Brazil’s health ministry stated that the number of suspected cases of microcephaly in newborns increased by about 360 in the 10 days leading up to January 16. Suspected cases are now listed at 3,893. This is an ailment with no treatment, no cure and no clear prognosis. Unfortunately, medical information about the possible transmission of Zika from infected mothers to babies during pregnancy or childbirth is quite limited.

Until a Zika outbreak on the Micronesian island of Yap in 2007, global health authorities barely noticed any abnormal health issues showing any link to the virus.

According to a New York Times, editorial, Zika is also linked to paralysis in adults. There are limited reports that the virus may be transmitted sexually, but more research needs to be done. At this point, most researchers are concentrating on transmission via mosquito.

The symptoms include:

  • fatigue
  • headaches,
  • rashes
  • bloodshot eyes

These are symptoms typical of several mosquito-borne illnesses. According to the Center For Disease Control. (C.D.C.), the disease is expected to follow the same pattern as dengue with limited outbreaks in wet, hot regions that include Florida, other Gulf Coast states, and Hawaii. Aggressive mosquito control is proposed to contain the infection.

Genetics And Contributing Factors

Down syndrome, a condition where an individual has a full or partial extra copy of chromosome 21is linked to microcephaly.

A badly malnourished pregnant woman is running a risk not only for herself, but for the unborn baby. Other contributing factors include diabetes and alcohol consumption.

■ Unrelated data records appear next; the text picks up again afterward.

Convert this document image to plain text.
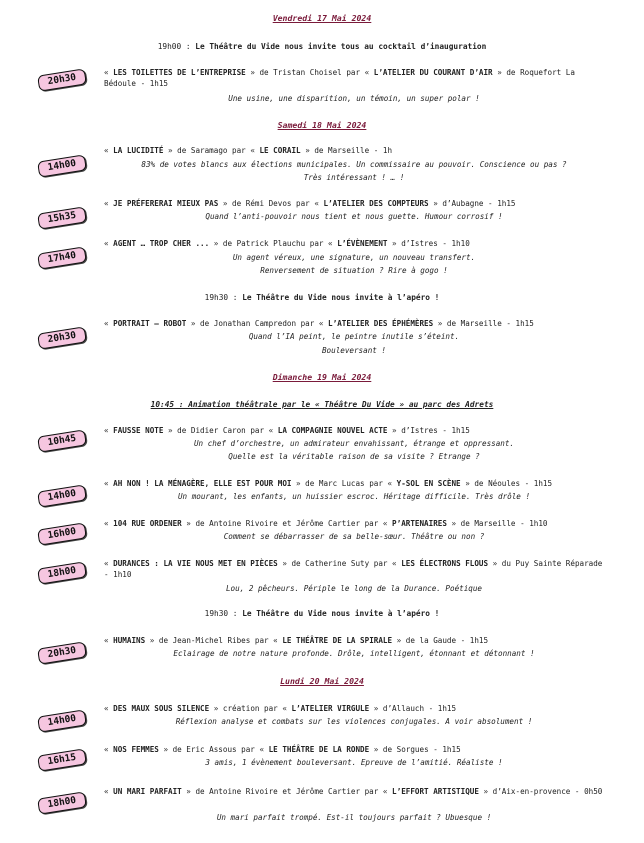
Vendredi 17 Mai 2024
19h00 : Le Théâtre du Vide nous invite tous au cocktail d’inauguration
Samedi 18 Mai 2024
19h30 : Le Théâtre du Vide nous invite à l’apéro !
Dimanche 19 Mai 2024
10:45 : Animation théâtrale par le « Théâtre Du Vide » au parc des Adrets
19h30 : Le Théâtre du Vide nous invite à l’apéro !
Lundi 20 Mai 2024
20h30	« LES TOILETTES DE L’ENTREPRISE » de Tristan Choisel par « L’ATELIER DU COURANT D’AIR » de Roquefort La Bédoule - 1h15
Une usine, une disparition, un témoin, un super polar !
14h00
« LA LUCIDITÉ » de Saramago par « LE CORAIL » de Marseille - 1h
83% de votes blancs aux élections municipales. Un commissaire au pouvoir. Conscience ou pas ?
Très intéressant ! … !
15h35
« JE PRÉFERERAI MIEUX PAS » de Rémi Devos par « L’ATELIER DES COMPTEURS » d’Aubagne - 1h15
Quand l’anti-pouvoir nous tient et nous guette. Humour corrosif !
17h40
« AGENT … TROP CHER ... » de Patrick Plauchu par « L’ÉVÈNEMENT » d’Istres - 1h10
Un agent véreux, une signature, un nouveau transfert.
Renversement de situation ? Rire à gogo !
20h30
« PORTRAIT – ROBOT » de Jonathan Campredon par « L’ATELIER DES ÉPHÉMÈRES » de Marseille - 1h15
Quand l’IA peint, le peintre inutile s’éteint.
Bouleversant !
10h45
« FAUSSE NOTE » de Didier Caron par « LA COMPAGNIE NOUVEL ACTE » d’Istres - 1h15
Un chef d’orchestre, un admirateur envahissant, étrange et oppressant.
Quelle est la véritable raison de sa visite ? Etrange ?
14h00
« AH NON ! LA MÉNAGÈRE, ELLE EST POUR MOI » de Marc Lucas par « Y-SOL EN SCÈNE » de Néoules - 1h15
Un mourant, les enfants, un huissier escroc. Héritage difficile. Très drôle !
16h00
« 104 RUE ORDENER » de Antoine Rivoire et Jérôme Cartier par « P’ARTENAIRES » de Marseille - 1h10
Comment se débarrasser de sa belle-sœur. Théâtre ou non ?
18h00
« DURANCES : LA VIE NOUS MET EN PIÈCES » de Catherine Suty par « LES ÉLECTRONS FLOUS » du Puy Sainte Réparade - 1h10
Lou, 2 pêcheurs. Périple le long de la Durance. Poétique
20h30
« HUMAINS » de Jean-Michel Ribes par « LE THÉÂTRE DE LA SPIRALE » de la Gaude - 1h15
Eclairage de notre nature profonde. Drôle, intelligent, étonnant et détonnant !
14h00
« DES MAUX SOUS SILENCE » création par « L’ATELIER VIRGULE » d’Allauch - 1h15
Réflexion analyse et combats sur les violences conjugales. A voir absolument !
16h15
« NOS FEMMES » de Eric Assous par « LE THÉÂTRE DE LA RONDE » de Sorgues - 1h15
3 amis, 1 évènement bouleversant. Epreuve de l’amitié. Réaliste !
18h00
« UN MARI PARFAIT » de Antoine Rivoire et Jérôme Cartier par « L’EFFORT ARTISTIQUE » d’Aix-en-provence - 0h50
Un mari parfait trompé. Est-il toujours parfait ? Ubuesque !
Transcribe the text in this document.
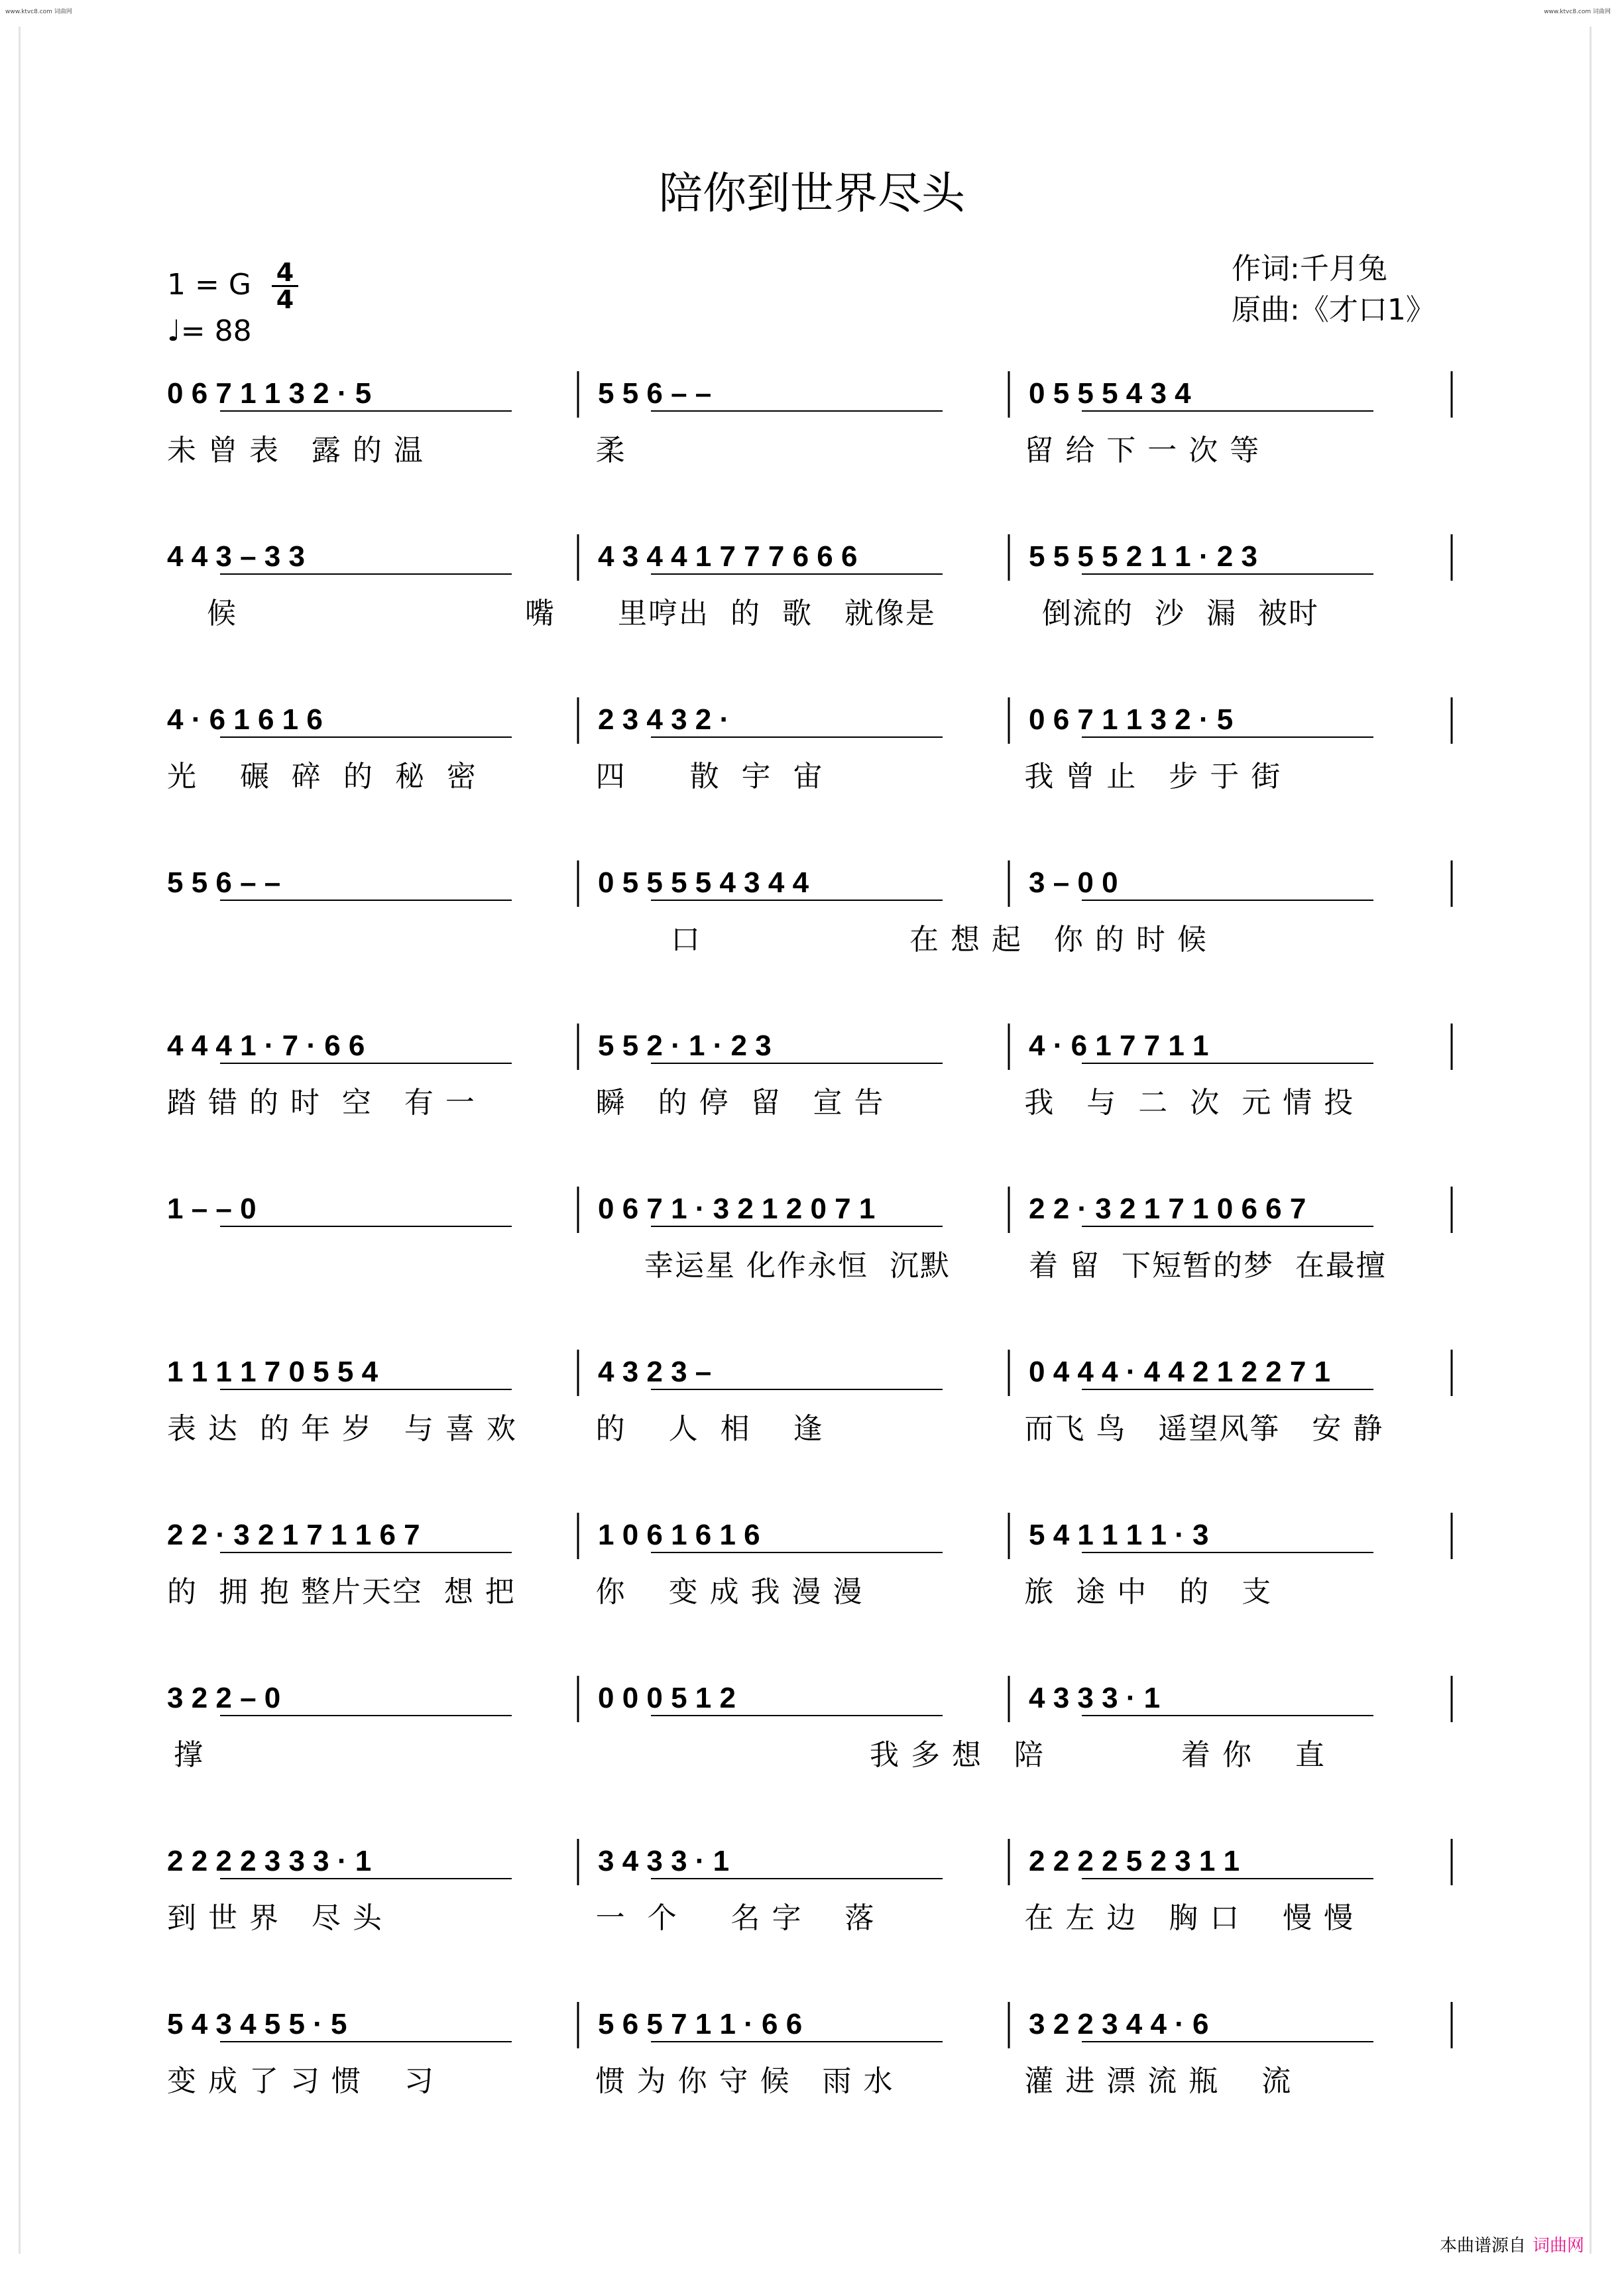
www.ktvc8.com 词曲网	www.ktvc8.com 词曲网
陪你到世界尽头
1 = G 4
4
♩= 88
作词:千月兔
原曲:《才口1》
0 6 7 1 1 3 2 · 5	5 5 6 – –	0 5 5 5 4 3 4
未 曾 表   露 的 温	柔	留 给 下 一 次 等
4 4 3 – 3 3	4 3 4 4 1 7 7 7 6 6 6	5 5 5 5 2 1 1 · 2 3
候	嘴 里哼出  的  歌   就像是	倒流的  沙  漏  被时
4 · 6 1 6 1 6	2 3 4 3 2 ·	0 6 7 1 1 3 2 · 5
光    碾  碎  的  秘  密	四      散  宇  宙	我 曾 止   步 于 街
5 5 6 – –	0 5 5 5 5 4 3 4 4	3 – 0 0
口	在 想 起   你 的 时 候
4 4 4 1 · 7 · 6 6	5 5 2 · 1 · 2 3	4 · 6 1 7 7 1 1
踏 错 的 时  空   有 一	瞬   的 停  留   宣 告	我   与  二  次  元 情 投
1 – – 0	0 6 7 1 · 3 2 1 2 0 7 1	2 2 · 3 2 1 7 1 0 6 6 7
幸运星 化作永恒  沉默	着 留  下短暂的梦  在最擅
1 1 1 1 7 0 5 5 4	4 3 2 3 –	0 4 4 4 · 4 4 2 1 2 2 7 1
表 达  的 年 岁   与 喜 欢	的    人  相    逢	而飞 鸟   遥望风筝   安 静
2 2 · 3 2 1 7 1 1 6 7	1 0 6 1 6 1 6	5 4 1 1 1 1 · 3
的  拥 抱 整片天空  想 把	你    变 成 我 漫 漫	旅  途 中   的   支
3 2 2 – 0	0 0 0 5 1 2	4 3 3 3 · 1
撑	我 多 想   陪	着 你    直
2 2 2 2 3 3 3 · 1	3 4 3 3 · 1	2 2 2 2 5 2 3 1 1
到 世 界   尽 头	一  个     名 字    落	在 左 边   胸 口    慢 慢
5 4 3 4 5 5 · 5	5 6 5 7 1 1 · 6 6	3 2 2 3 4 4 · 6
变 成 了 习 惯    习	惯 为 你 守 候   雨 水	灌 进 漂 流 瓶    流
本曲谱源自 词曲网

C.D.C. Recommendations when traveling to countries with Zika outbreaks:

  • Wear long-sleeved shirts and long pants.
  • Use EPA-registered insect repellents
  • Reapply insect repellent as directed
  • Stay in places with air conditioning or find accommodations that use window and door screens to keep mosquitoes outside.
  • If you are outside, overseas, or unable to sleep inside, use a mosquito bed net to protect yourself/
  • Do not use repellent on covered skin.
  • Only use insect repellent on children older than two months of age.
  • Make sure a child’s extremities are covered.
  • Use mosquito netting to cover baby strollers, crib, and carriers.
  • With children do not apply insect repellent to their eyes, hands, mouth, or irritated skin.